Rencontre avec le chorégraphe Boris Eifman
Nommé chorégraphe officiel de la prestigieuse Académie Vaganova de Saint-Pétersbourg en 1970, Boris Eifman quitte son poste afin de fonder sa propre compagnie en 1977. Son travail chorégraphique se distingue par la valeur philosophique qu’il attribue à la danse, tout en cultivant une gestuelle d’une grande expressivité émotionnelle. Parmi ses nombreux ballets, citons Le Duel d’après Kuprine, Le Maître et Marguerite inspiré par Boulgakov, Les Assassins d’après Zola, Les Frères Karamazov, Le Hamlet russe, Gisèle Rouge et bien d’autres encore. Interview.
Quand avez-vous commencé à réaliser des chorégraphies ?
J’ai commencé à mettre en scène des ballets à treize ans, alors que j’étais encore à l’école. Ensuite, je suis entré au Conservatoire de Leningrad et c’est à cette époque que je me suis mis à réaliser des ballets pour diverses institutions: l’Académie Vaganova, le Kirov, le télévision et d’autres. Avec ma propre compagnie j’ai pu développer mes idées, qui étaient en marge des canons stylistiques officiels.
Votre style se distingue du ballet classique. Connaissiez-vous alors le travail de chorégraphes tels que Martha Graham ou Béjart?
Je connaissais juste Martha Graham de nom, mais ce n’est que récemment que j’ai vu des enregistrements sur video. Pour Béjart, je connaissais quelques fragments. Lorsque j’étais jeune, il n’existait que très peu d’informations au sujet des chorégraphes travaillant à l’Ouest. Quand j’ai fondé ma compagnie, mon idée principale était de développer la tradition du ballet-théâtre russe. Je voulais ramener le ballet et la danse dans l’espace théâtral. Je cherchais à créer un spectacle dans lequel on puisse développer de nouvelles possibilités pour la danse en tenant compte de sa spécificité, qui est d’être un art à la fois émotionnel, énergique et philosophique.
N’est-il pas contradictoire de vouloir allier le rationnel et l’émotionnel?
Pas pour moi. Je n’aime ni les émotions insensées, ni la pure et froide raison. Au contraire, j’apprécie la combinaison de ces deux principes, lorsque les émotions sont capables d’inspirer la raison et lorsque cette dernière permet de bien travailler à partir des émotions.
Vous êtes souvent inspiré par des œuvres littéraires. Quelle est votre approche des textes?

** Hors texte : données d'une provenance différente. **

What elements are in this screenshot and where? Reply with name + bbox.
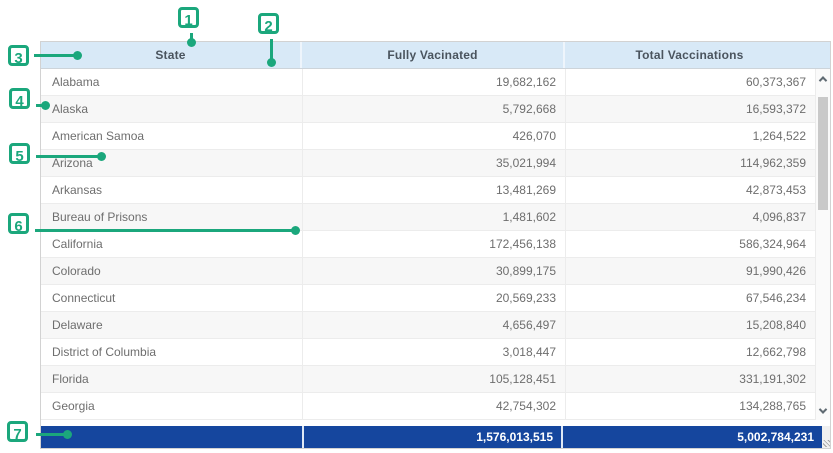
table-row[interactable]: Arkansas 13,481,269 42,873,453 [41,177,816,204]
fully-vaccinated-cell: 42,754,302 [303,393,566,419]
summary-state-cell [41,426,302,448]
summary-total-vaccinations: 5,002,784,231 [561,426,822,448]
table-row[interactable]: Florida 105,128,451 331,191,302 [41,366,816,393]
scroll-down-button[interactable] [816,401,830,420]
fully-vaccinated-cell: 19,682,162 [303,69,566,95]
state-cell: Arkansas [41,177,303,203]
annotation-line-6 [35,229,293,232]
chevron-down-icon [819,405,827,413]
vaccination-table: State Fully Vacinated Total Vaccinations… [40,41,831,449]
annotation-line-7 [36,433,66,436]
total-vaccinations-cell: 60,373,367 [566,69,816,95]
state-cell: California [41,231,303,257]
scroll-up-button[interactable] [816,69,830,88]
total-vaccinations-cell: 16,593,372 [566,96,816,122]
annotation-line-3 [34,54,76,57]
fully-vaccinated-cell: 5,792,668 [303,96,566,122]
chevron-up-icon [819,76,827,84]
scrollbar-thumb[interactable] [818,97,828,210]
state-cell: Arizona [41,150,303,176]
annotation-line-2 [270,39,273,60]
annotation-marker-5: 5 [9,143,30,164]
scrollbar-corner [822,426,830,448]
table-row[interactable]: Alabama 19,682,162 60,373,367 [41,69,816,96]
state-cell: Alabama [41,69,303,95]
annotation-dot-3 [73,51,82,60]
total-vaccinations-cell: 12,662,798 [566,339,816,365]
fully-vaccinated-cell: 426,070 [303,123,566,149]
state-cell: District of Columbia [41,339,303,365]
table-row[interactable]: Alaska 5,792,668 16,593,372 [41,96,816,123]
table-row[interactable]: Arizona 35,021,994 114,962,359 [41,150,816,177]
total-vaccinations-cell: 91,990,426 [566,258,816,284]
annotation-dot-5 [97,152,106,161]
screenshot-canvas: State Fully Vacinated Total Vaccinations… [0,0,833,453]
annotation-marker-1: 1 [178,7,199,28]
state-cell: Alaska [41,96,303,122]
summary-fully-vaccinated: 1,576,013,515 [302,426,561,448]
fully-vaccinated-cell: 3,018,447 [303,339,566,365]
annotation-dot-4 [41,101,50,110]
summary-row: 1,576,013,515 5,002,784,231 [41,426,822,448]
annotation-dot-7 [63,430,72,439]
table-row[interactable]: American Samoa 426,070 1,264,522 [41,123,816,150]
table-row[interactable]: Delaware 4,656,497 15,208,840 [41,312,816,339]
state-cell: Bureau of Prisons [41,204,303,230]
total-vaccinations-cell: 586,324,964 [566,231,816,257]
fully-vaccinated-cell: 35,021,994 [303,150,566,176]
total-vaccinations-cell: 42,873,453 [566,177,816,203]
fully-vaccinated-cell: 30,899,175 [303,258,566,284]
table-header-row: State Fully Vacinated Total Vaccinations [41,42,830,69]
annotation-marker-4: 4 [9,88,30,109]
annotation-dot-1 [187,38,196,47]
column-header-total-vaccinations: Total Vaccinations [565,42,814,68]
annotation-marker-3: 3 [8,45,29,66]
total-vaccinations-cell: 15,208,840 [566,312,816,338]
fully-vaccinated-cell: 20,569,233 [303,285,566,311]
total-vaccinations-cell: 67,546,234 [566,285,816,311]
table-row[interactable]: Connecticut 20,569,233 67,546,234 [41,285,816,312]
state-cell: Georgia [41,393,303,419]
fully-vaccinated-cell: 4,656,497 [303,312,566,338]
state-cell: American Samoa [41,123,303,149]
table-row[interactable]: Bureau of Prisons 1,481,602 4,096,837 [41,204,816,231]
annotation-dot-2 [267,58,276,67]
state-cell: Connecticut [41,285,303,311]
total-vaccinations-cell: 134,288,765 [566,393,816,419]
table-row[interactable]: California 172,456,138 586,324,964 [41,231,816,258]
fully-vaccinated-cell: 172,456,138 [303,231,566,257]
fully-vaccinated-cell: 1,481,602 [303,204,566,230]
total-vaccinations-cell: 114,962,359 [566,150,816,176]
annotation-dot-6 [291,226,300,235]
fully-vaccinated-cell: 105,128,451 [303,366,566,392]
vertical-scrollbar-track[interactable] [816,69,830,420]
table-row[interactable]: Georgia 42,754,302 134,288,765 [41,393,816,420]
resize-grip-icon [823,440,830,447]
header-scrollbar-spacer [814,42,830,68]
state-cell: Florida [41,366,303,392]
state-cell: Colorado [41,258,303,284]
total-vaccinations-cell: 4,096,837 [566,204,816,230]
annotation-line-5 [36,155,100,158]
total-vaccinations-cell: 331,191,302 [566,366,816,392]
table-row[interactable]: Colorado 30,899,175 91,990,426 [41,258,816,285]
annotation-marker-2: 2 [258,13,279,34]
annotation-marker-7: 7 [7,421,28,442]
fully-vaccinated-cell: 13,481,269 [303,177,566,203]
table-row[interactable]: District of Columbia 3,018,447 12,662,79… [41,339,816,366]
state-cell: Delaware [41,312,303,338]
total-vaccinations-cell: 1,264,522 [566,123,816,149]
table-body: Alabama 19,682,162 60,373,367 Alaska 5,7… [41,69,816,420]
annotation-marker-6: 6 [8,213,29,234]
column-header-fully-vaccinated: Fully Vacinated [302,42,565,68]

Les textes littéraires forment un système d’idées qui m’est proche, mais je ne cherche pas à illustrer les œuvres auxquelles je m’adresse. Dans mes ballets, je crée un univers qui m’est propre et qui ne dépend pas du texte. La chorégraphie n’est reliée à l’œuvre littéraire que sur le plan de la conception. Etant donné que le langage de mon art est totalement différent, les chorégraphies inspirées par la littérature sont de nouvelles œuvres, dont le lien avec les textes initiaux ne sont que symboliques.
Vous comparez parfois l’activité du chorégraphe à celle d’un chamane...
Cette comparaison est liée à ma conception du corps comme un instrument qui renferme des virtualités autant bienfaisantes que malfaisantes. Si l’on est capable de travailler avec cette force, il devient possible d’avoir un puissant pouvoir d’action sur les gens. C’est pourquoi je considère que la possession d’une telle force est semblable au chamanisme.
On vous compare souvent à Béjart. Com-ment réagissez vous à cela?
Nous sommes très différents. Ceux qui nous comparent s’arrêtent sur des similarités purement externes, bien que je partage sa compréhension de la danse comme étant un art philosophique.